# Patio vs tree vs generator



## KAanders (Dec 5, 2020)

Here's the layout:

I have a little 8ft x 10ft strip between the garage (on east) and the fence (on west) paved with 1 foot pavers. The garbage bins live there. This opens up to the south behind the garage to a 20ft x 20ft area which currently has a mix of grass and gravel. The backup generator lives here next to the fence (2 feet away). Generator is 2-3 feet wide. The fence is 6ft tall. The garage 1 storey. The house is 2 storey. This opens to the south to the main back lawn.

What I want is to continue the pavers in this 20ft x 20ft area, replacing the grass and gravel.

My problem is that my neighbor is Mr. Nice. He has a bedroom window 2nd floor on the other side of the fence. His house is 8ft from the fence. The generator runs once in two weeks for maintenence. Its about as loud as a lawnmower. This is plenty loud already, I dont want to add a sound-reflecting patio and turn it into an echo chamber.

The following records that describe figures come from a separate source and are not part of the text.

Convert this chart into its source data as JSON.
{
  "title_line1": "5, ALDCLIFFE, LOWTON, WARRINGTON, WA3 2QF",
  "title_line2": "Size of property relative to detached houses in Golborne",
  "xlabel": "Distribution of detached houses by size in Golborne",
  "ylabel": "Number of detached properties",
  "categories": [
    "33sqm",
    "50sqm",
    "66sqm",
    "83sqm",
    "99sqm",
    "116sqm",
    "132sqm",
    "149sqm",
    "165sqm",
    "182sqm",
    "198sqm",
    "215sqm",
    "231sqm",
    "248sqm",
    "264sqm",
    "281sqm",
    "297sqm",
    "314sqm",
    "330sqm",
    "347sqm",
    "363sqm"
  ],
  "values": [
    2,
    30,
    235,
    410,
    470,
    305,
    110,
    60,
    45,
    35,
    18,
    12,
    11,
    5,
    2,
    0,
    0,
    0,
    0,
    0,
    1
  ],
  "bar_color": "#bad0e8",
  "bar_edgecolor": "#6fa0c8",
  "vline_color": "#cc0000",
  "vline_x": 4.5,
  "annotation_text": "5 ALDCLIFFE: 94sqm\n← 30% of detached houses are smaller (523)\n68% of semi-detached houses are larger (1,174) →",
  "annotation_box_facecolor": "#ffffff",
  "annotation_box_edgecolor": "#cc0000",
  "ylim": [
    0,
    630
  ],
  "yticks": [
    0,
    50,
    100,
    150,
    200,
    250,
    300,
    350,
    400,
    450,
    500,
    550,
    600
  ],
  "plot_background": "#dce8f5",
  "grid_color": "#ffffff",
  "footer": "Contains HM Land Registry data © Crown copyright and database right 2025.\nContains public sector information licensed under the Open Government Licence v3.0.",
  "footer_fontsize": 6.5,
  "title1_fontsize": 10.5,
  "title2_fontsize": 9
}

I was thinking of planting arbor vitae or vines next to the house or around the generator (non exhaust side) to help control the sound. But these would be pretty close to the generator or house.

Thoughts? Advice?


----------



## 1FASTSS (Jul 11, 2018)

Pics would be helpful. You could use the evergreens to help shelter the sound some if you needed the area for a patio?


----------



## 440mag (Jan 29, 2018)

Hmmm, interesting conundrum and I only have one prior experience to go on and the generator was pretty big for a portable but, not 2'x3' big.

What I did was build a wood-frame "manger" - essentially 3 sides and slope roof (down as it went away from the open side). The reduction in noise was huge! (We had no neighbors but, when the power was out for hours, let alone days, the loud noise of that sucker out back eventually frazzled the nerves (everyone is already a little on edge cuz, well, there's been no power for (fill-in-the-blank)! Anyhoo, the 3-sided, covered "open shed" directed the noise straight back into the woods behind our house. It was awesome!

I'm curious if an impermeable surface - on the ground - would have the effect of creating an echo chamber versus directing the sound waves more in an upward and (*if* the fence is in between the generator and the neighbor) "away" from the neighbor's hacienda ... ?


----------